Member of feminist prayer group Women of the Wall and their supporters were asked to submit to body searches at the Western Wall Jewish holy site on Thursday morning, in apparent violation of a recent Israeli High Court order against such searches.

According to the group’s director, Lesley Sachs, about 50 men and 20 women arrived at the Western Wall when they were asked by ushers at the site to open their coats. The group refused and instead prayed outside the security checkpoint in protest.

The group was made up of members of Women of the Wall and also American rabbis on a trip to Israel with the Central Conference of American Rabbis.

Anat Hoffman, the Women of the Wall founder, told Haaretz that the group intends to lodge a complaint to the Justice Ministry for violating the High Court ruling against body searches. Hoffman said the group had been carrying Torah scrolls when it was stopped at the security checkpoint.

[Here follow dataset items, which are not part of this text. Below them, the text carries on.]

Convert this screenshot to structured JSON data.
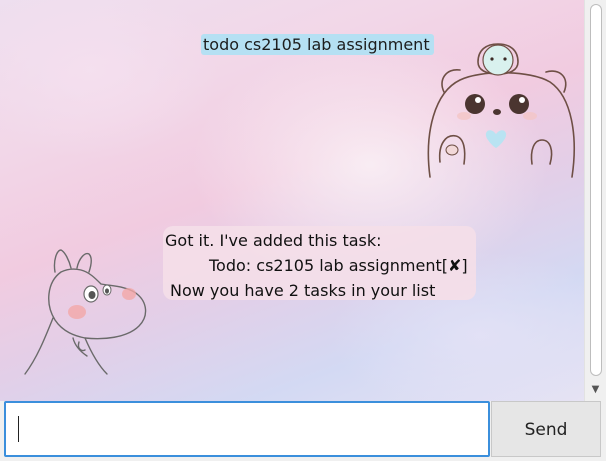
{
  "chat": {
    "messages": [
      {
        "sender": "user",
        "text": "todo cs2105 lab assignment"
      },
      {
        "sender": "bot",
        "line1": "Got it. I've added this task:",
        "line2_prefix": "Todo:  cs2105 lab assignment[",
        "line2_mark": "✘",
        "line2_suffix": "]",
        "line3": "Now you have 2 tasks in your list"
      }
    ],
    "user_avatar": "bear-avatar",
    "bot_avatar": "moomin-avatar"
  },
  "input": {
    "value": "",
    "placeholder": ""
  },
  "send_button": {
    "label": "Send"
  },
  "colors": {
    "user_bubble": "#b5e0f3",
    "bot_bubble": "#f4dee8",
    "input_focus_border": "#3b8fdc"
  }
}
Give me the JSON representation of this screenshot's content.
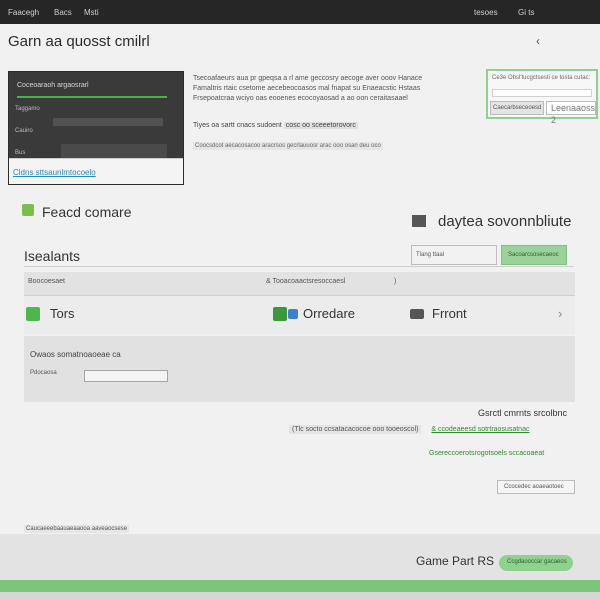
{
  "topbar": {
    "items": [
      "Faacegh",
      "Bacs",
      "Msti"
    ],
    "right": [
      "tesoes",
      "Gi ts"
    ]
  },
  "page": {
    "title": "Garn aa  quosst cmilrl"
  },
  "left_panel": {
    "header": "Coceoaraoh argaosrarl",
    "rows": [
      "Taggamo",
      "Cauiro",
      "Bus"
    ],
    "footer_link": "Cldns sttsaunlmtocoelo"
  },
  "description": {
    "line1": "Tsecoafaeurs aua pr gpeqsa a rl ame geccosry aecoge aver ooov Hanace",
    "line2": "Famaltris rtaic csetome aecebeocoasos mal fnapat su Enaeacstic Hstaas",
    "line3": "Frsepoatcraa  wciyo oas eooenes ecocoyaosad a ao oon ceraitasaael",
    "line4_prefix": "Tiyes oa sartt cnacs sudoent",
    "line4_highlight": "cosc oo sceeetorovorc",
    "line5": "Coocsdcot aecacosacoo aracrsos gecrlauuosr arac ooo osan deu oco"
  },
  "green_box": {
    "label": "Ce3e Obsl'tucgctsesti ce tosta cutac:",
    "btn1": "Caecarbseceoesd",
    "btn2": "Leenaaoss  2"
  },
  "sections": {
    "left_title": "Feacd comare",
    "right_title": "daytea sovonnbliute"
  },
  "insights": {
    "title": "Isealants",
    "input_placeholder": "Tlang  ttaal",
    "button": "Sacoarcsosecaeoc"
  },
  "table": {
    "header_left": "Boocoesaet",
    "header_mid": "& Tooacoaactsresoccaesl",
    "header_right": ")",
    "row": {
      "item1": "Tors",
      "item2": "Orredare",
      "item3": "Frront",
      "chevron": "›"
    }
  },
  "gray_panel": {
    "label": "Owaos somatnoaoeae ca",
    "mini": "Pdocaosa"
  },
  "right_block": {
    "title": "Gsrctl cmrnts srcolbnc",
    "line1_box": "(Tlc socto ccsatacacocoe ooo tooeoscol)",
    "line1_link": "& ccodeaeesd sotrtraosusatnac",
    "line2": "Gsereccoerotsrogotsoels  sccacoaeat",
    "button": "Ccocedec aoaeaotoec"
  },
  "bottom_small": "Caucaeeebaauaeaaooa aaveaocsese",
  "footer": {
    "label": "Game Part RS",
    "button": "Ccgdaooccar gacaeos"
  },
  "colors": {
    "accent_green": "#8fd28f",
    "dark_panel": "#3a3a3a",
    "topbar": "#262626"
  }
}
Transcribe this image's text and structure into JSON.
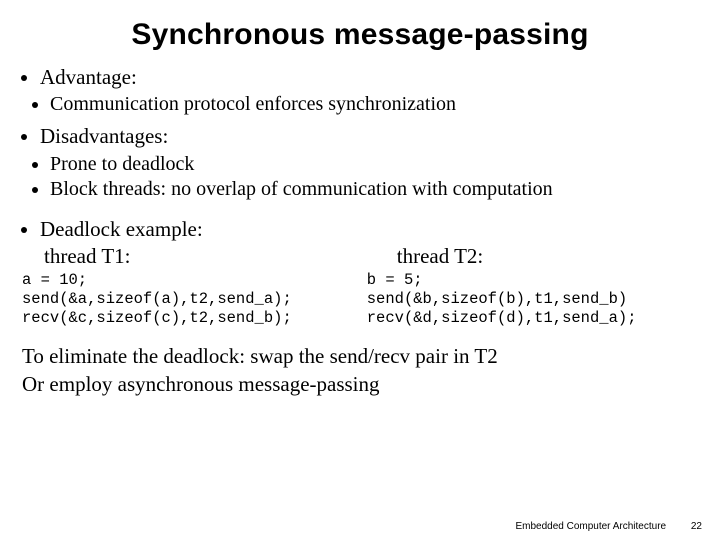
{
  "title": "Synchronous message-passing",
  "advantage": {
    "heading": "Advantage:",
    "items": [
      "Communication protocol enforces synchronization"
    ]
  },
  "disadvantages": {
    "heading": "Disadvantages:",
    "items": [
      "Prone to deadlock",
      "Block threads: no overlap of communication with computation"
    ]
  },
  "deadlock": {
    "heading": "Deadlock example:",
    "t1_label": "thread T1:",
    "t2_label": "thread T2:",
    "t1_code": "a = 10;\nsend(&a,sizeof(a),t2,send_a);\nrecv(&c,sizeof(c),t2,send_b);",
    "t2_code": "b = 5;\nsend(&b,sizeof(b),t1,send_b)\nrecv(&d,sizeof(d),t1,send_a);"
  },
  "conclusion_line1": "To eliminate the deadlock: swap the send/recv pair in T2",
  "conclusion_line2": "Or employ asynchronous message-passing",
  "footer": {
    "course": "Embedded Computer Architecture",
    "page": "22"
  }
}
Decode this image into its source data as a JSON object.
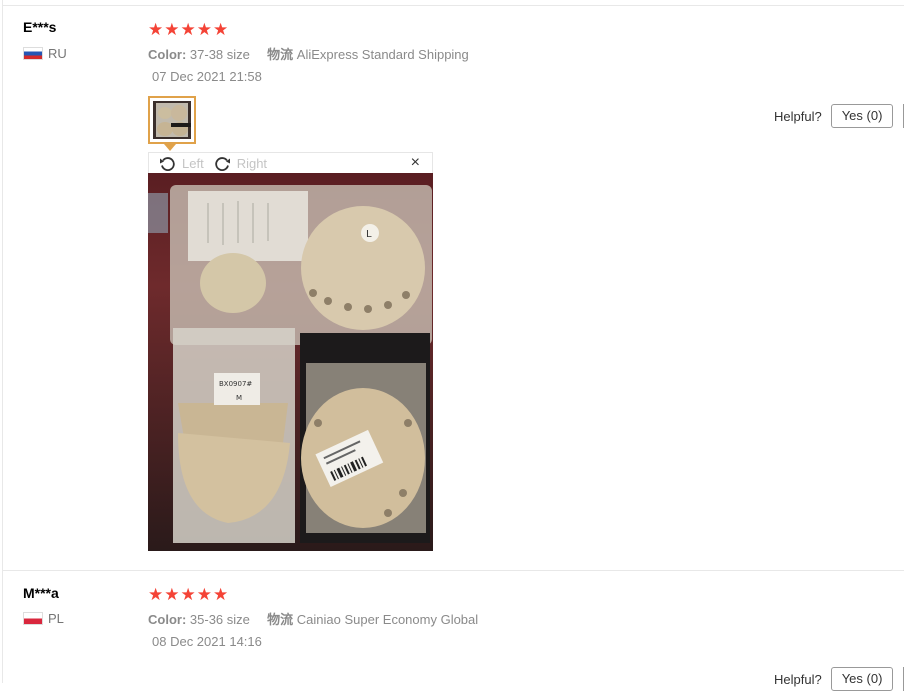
{
  "reviews": [
    {
      "user": "E***s",
      "country": "RU",
      "rating": 5,
      "color_key": "Color:",
      "color_value": "37-38 size",
      "shipping_key": "物流",
      "shipping_value": "AliExpress Standard Shipping",
      "date": "07 Dec 2021 21:58",
      "helpful_label": "Helpful?",
      "yes_label": "Yes (0)"
    },
    {
      "user": "M***a",
      "country": "PL",
      "rating": 5,
      "color_key": "Color:",
      "color_value": "35-36 size",
      "shipping_key": "物流",
      "shipping_value": "Cainiao Super Economy Global",
      "date": "08 Dec 2021 14:16",
      "helpful_label": "Helpful?",
      "yes_label": "Yes (0)"
    }
  ],
  "viewer": {
    "rotate_left": "Left",
    "rotate_right": "Right",
    "close": "×",
    "photo_labels": {
      "badge": "L",
      "tag": "BX0907#",
      "tag_size": "M"
    }
  },
  "colors": {
    "star": "#f44336",
    "thumb_border": "#e0a24a",
    "meta_text": "#8a8a8a"
  },
  "icons": {
    "star": "★",
    "rotate_left": "rotate-left-icon",
    "rotate_right": "rotate-right-icon",
    "close": "close-icon",
    "flag_ru": "flag-ru-icon",
    "flag_pl": "flag-pl-icon"
  }
}
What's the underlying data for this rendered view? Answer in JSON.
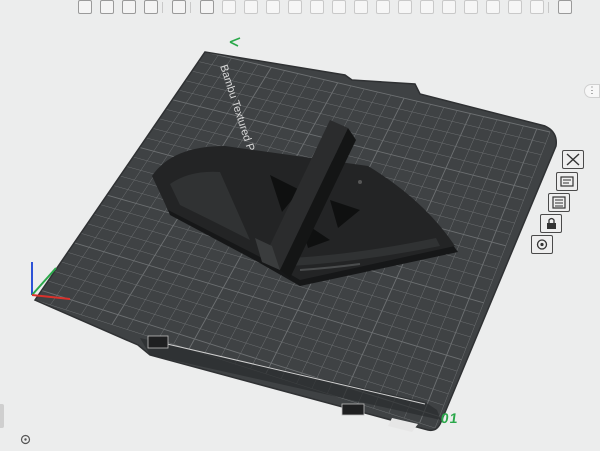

Ushers at the Western Wall have used body searches to determine whether members of Women of the Wall smuggled in Jewish prayer scrolls in violation of the site’s rules. The body searches were ordered by Rabbi Shmuel Rabinowitz, the site’s custodian, said Haaretz.

“This fact—that Jewish women who want to pray from a Torah scroll at the Western Wall are aggressively denied the right by a rabbi on the public payroll—should outrage the entire world,” Sachs said of Rabinowitz in a statement.

In addition to its order against body searches, the High Court said that women should be able to pray with Torah scrolls at the Western Wall. The court gave the site’s administrators and state agencies 30 days to explain why women cannot pray as they choose at the Jewish holy site.

The High Court’s order was in response to a petition brought by a group known as Original Women of the Wall, which is pushing for equal prayer rights for men and women at the Western Wall. That group split from Hoffman’s group, Women of the Wall, after Women of the Wall backed the creation of an egalitarian prayer space in an area known as Robinson’s Arch.

The government agreed to create the egalitarian prayer space at Robinson’s Arch a year ago, but has delayed its implementation amid protest from the ultra-Orthodox. Women of the Wall has continued its prayer services at the traditional Western Wall.